Economic hardship and the inability to find sustainable employment is also another factor which causes some individuals to get involved in human trafficking and unlawful sexual practices. People have to earn to live, acquire an education, raise families, and take care of themselves. Once there are insufficient economic opportunities, people will find other ways of earning an income. They are therefore lured into prostitution, organised crime, or other illicit trades.

Some women and young girls are being sourced from depressed communities and coerced or fed false and deceptive promises that they are being employed into reputable economic establishments. However, they later find out that they are exploited into sexual practices against their will. The exposure through the Internet has created awareness in some of these helpless females who watch and read about the extravagant lifestyle that can be achieved from these unhealthy practices.

Human trafficking is a multidimensional threat which, if allowed to continue, deprives people of their human rights, promotes social breakdown, and inhibits development by a country’s human capital.
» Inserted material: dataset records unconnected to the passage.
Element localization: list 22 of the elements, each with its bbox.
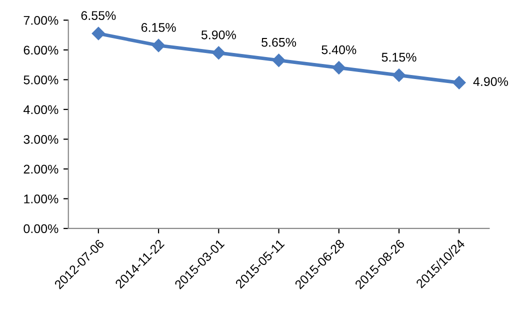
data-label: 4.90% xyxy=(473,77,508,86)
y-tick-label: 6.00% xyxy=(24,46,58,55)
data-label: 5.90% xyxy=(201,30,236,40)
data-label: 5.65% xyxy=(262,38,296,47)
data-label: 5.15% xyxy=(382,52,416,62)
y-tick-label: 5.00% xyxy=(24,75,58,84)
y-tick-label: 4.00% xyxy=(24,105,58,114)
data-label: 5.40% xyxy=(322,45,356,54)
y-tick-label: 1.00% xyxy=(24,194,58,204)
point xyxy=(92,26,106,40)
point xyxy=(392,68,406,82)
y-tick-label: 0.00% xyxy=(24,224,58,234)
point xyxy=(152,38,166,52)
point xyxy=(452,76,466,90)
y-tick-label: 3.00% xyxy=(24,135,58,144)
data-label: 6.15% xyxy=(141,23,176,32)
point xyxy=(212,46,226,60)
point xyxy=(272,54,286,67)
y-tick-label: 7.00% xyxy=(24,16,58,25)
point xyxy=(332,61,346,74)
data-label: 6.55% xyxy=(81,11,116,20)
y-tick-label: 2.00% xyxy=(24,164,58,174)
Families, therefore, will be left distraught and young women will find themselves drawn into a web of activities which scar their characters and prospects of leading a respectable and happy life. Moreover, the cost to person, society and governments for health care and the effect on productivity can be astronomical.
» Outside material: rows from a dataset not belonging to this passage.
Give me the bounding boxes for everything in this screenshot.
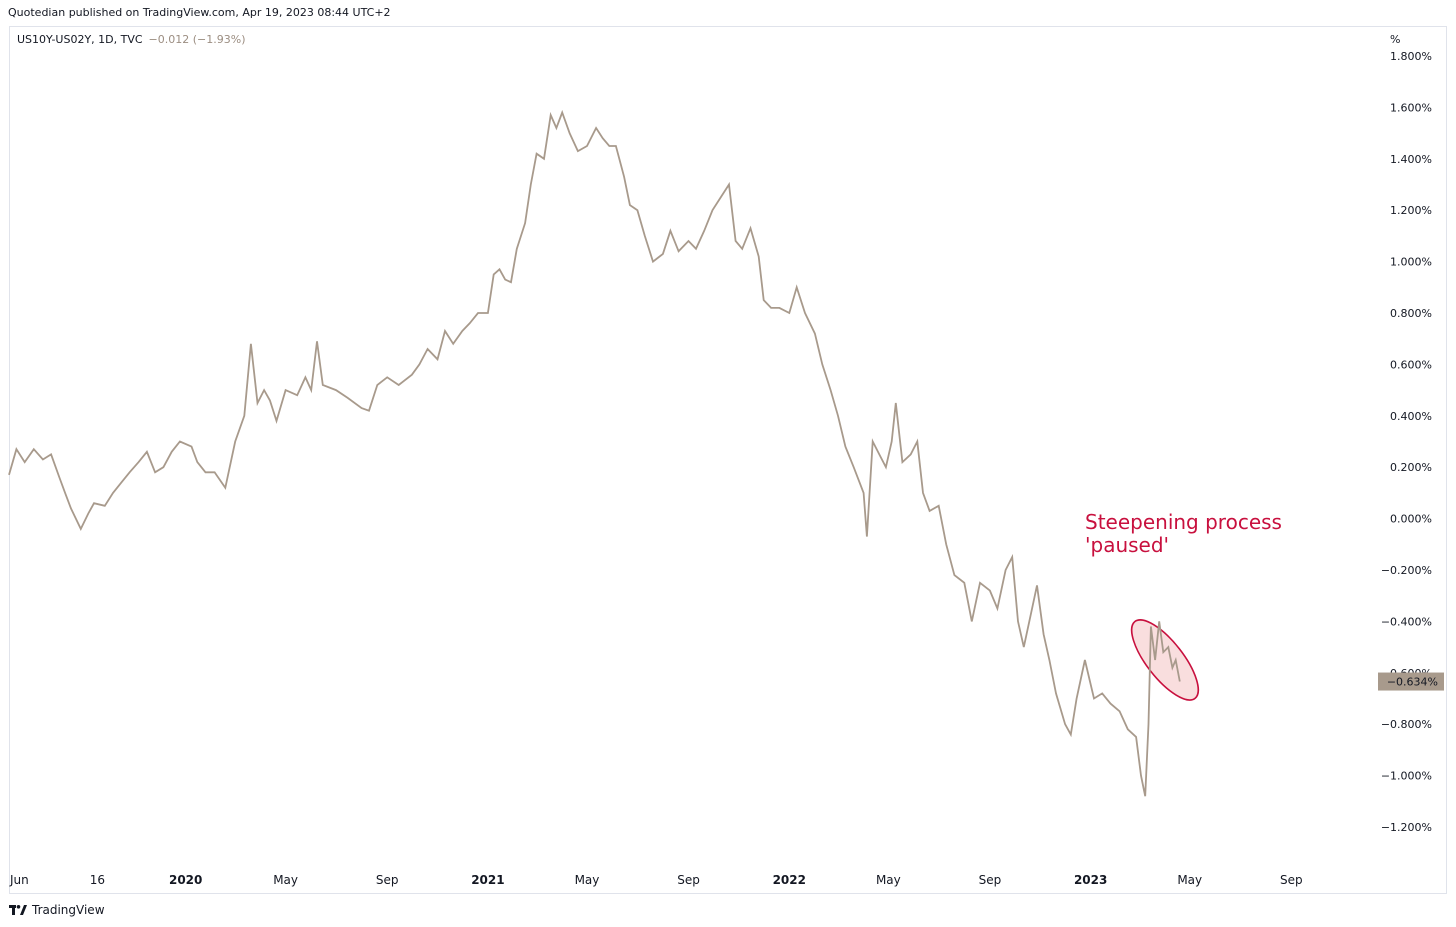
y-tick-label: 1.200% — [1390, 204, 1432, 217]
footer: TradingView — [9, 903, 105, 917]
footer-brand: TradingView — [32, 903, 105, 917]
publish-info: Quotedian published on TradingView.com, … — [8, 6, 391, 19]
y-tick-label: −1.200% — [1381, 821, 1432, 834]
x-tick-label: 2021 — [471, 873, 504, 887]
y-tick-label: 1.400% — [1390, 153, 1432, 166]
x-tick-label: Jun — [9, 873, 29, 887]
legend-change: −0.012 (−1.93%) — [148, 33, 246, 46]
y-tick-label: 0.400% — [1390, 410, 1432, 423]
x-tick-label: 16 — [90, 873, 105, 887]
last-price-badge: −0.634% — [1378, 672, 1444, 691]
x-tick-label: May — [575, 873, 600, 887]
x-tick-label: 2020 — [169, 873, 202, 887]
legend-symbol: US10Y-US02Y, 1D, TVC — [17, 33, 143, 46]
x-tick-label: Sep — [979, 873, 1002, 887]
annotation-text: Steepening process 'paused' — [1085, 510, 1282, 557]
y-tick-label: 0.000% — [1390, 513, 1432, 526]
y-tick-label: −1.000% — [1381, 770, 1432, 783]
y-tick-label: 1.000% — [1390, 256, 1432, 269]
x-tick-label: 2023 — [1074, 873, 1107, 887]
x-tick-label: Sep — [1280, 873, 1303, 887]
x-tick-label: Sep — [376, 873, 399, 887]
y-tick-label: 0.200% — [1390, 461, 1432, 474]
x-tick-label: 2022 — [773, 873, 806, 887]
x-tick-label: Sep — [677, 873, 700, 887]
x-tick-label: May — [1177, 873, 1202, 887]
y-tick-label: −0.200% — [1381, 564, 1432, 577]
x-axis: Jun 16 2020 May Sep 2021 May Sep 2022 May Sep 2023 M… — [9, 873, 1303, 887]
tradingview-logo-icon — [9, 905, 27, 915]
y-tick-label: −0.800% — [1381, 718, 1432, 731]
last-price-value: −0.634% — [1387, 676, 1438, 689]
highlight-ellipse — [1130, 619, 1200, 701]
y-axis: −1.200%−1.000%−0.800%−0.600%−0.400%−0.20… — [1381, 50, 1432, 834]
x-tick-label: May — [876, 873, 901, 887]
chart-frame — [9, 26, 1447, 894]
symbol-legend[interactable]: US10Y-US02Y, 1D, TVC −0.012 (−1.93%) — [17, 33, 246, 46]
y-tick-label: 1.600% — [1390, 101, 1432, 114]
last-price-badge-bg — [1378, 672, 1444, 691]
y-tick-label: 0.800% — [1390, 307, 1432, 320]
y-tick-label: 0.600% — [1390, 358, 1432, 371]
y-tick-label: −0.400% — [1381, 615, 1432, 628]
y-tick-label: 1.800% — [1390, 50, 1432, 63]
x-tick-label: May — [273, 873, 298, 887]
y-unit-label: % — [1390, 33, 1400, 46]
series-line-us10y-us02y — [8, 109, 1181, 797]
It is hoped that with forward linkages, and associations created with law enforcement, there will be greater collaboration of resources and intelligence to map and gather intelligence on organised criminal networks to better operationalise strategies to combat this crime. Law enforcement should, through intelligence gathering, be focusing on the characters in the organised criminal network to dismantle, disrupt and arrest the primaries. Also, the focus through social agencies and civil society groups should be to educate potential victims via the media.

The Government of Jamaica, however, needs to find the financial resources to launch public education media campaigns on the effects of human trafficking, create training and educational opportunities, and to carry out more sustained covert law enforcement operations driven by intelligence to arrest those involved in this crime.

The Government has already enacted legislation and is also complying with international conventions on issues of human trafficking. The security forces are is actively involved in pursuing the problem to arrest and prosecute perpetrators of this organised crime. The effort, however, is found to be insufficient by the international agencies because it is not complying fully with the protocol.

What seems to be missing is a concerted public message about the risks and dangers of human trafficking with intent to inform and change behaviour. The Government must therefore forge greater partnerships with the private sector, non-government organisations, international donor agencies and the citizenry to create economic opportunities and external economic linkages to channel labour in productive enterprises. They can also engender good values and attitudes programmes to change and reinforce lifelong learning principles so that people and the victims of human trafficking can acquire and display good personal and societal norms.

An overarching strategic approach should encompass a four P’s approach:

1. Prevention: Commission several awareness and training activities to provide information; media, schools, workshops, public forums, and social networks should be employed to fill gaps in knowledge.

2. Protection: Develop a human trafficking manual to include indicators to identify likely threats. Also, the protection of victims has to be considered on humanitarian grounds with care and empathy towards them so that the issue of social exclusion does not arise, reducing the barriers to re-integration into the society in relation to acceptance.

3. Partnerships: Develop and strengthen partnerships with all groups and stakeholders to assist in creating working groups to better deal successfully with the problem.

4. Prosecution: Conduct ongoing surveillance to detect offenders to this crime. And bolster laws to act as a deterrent.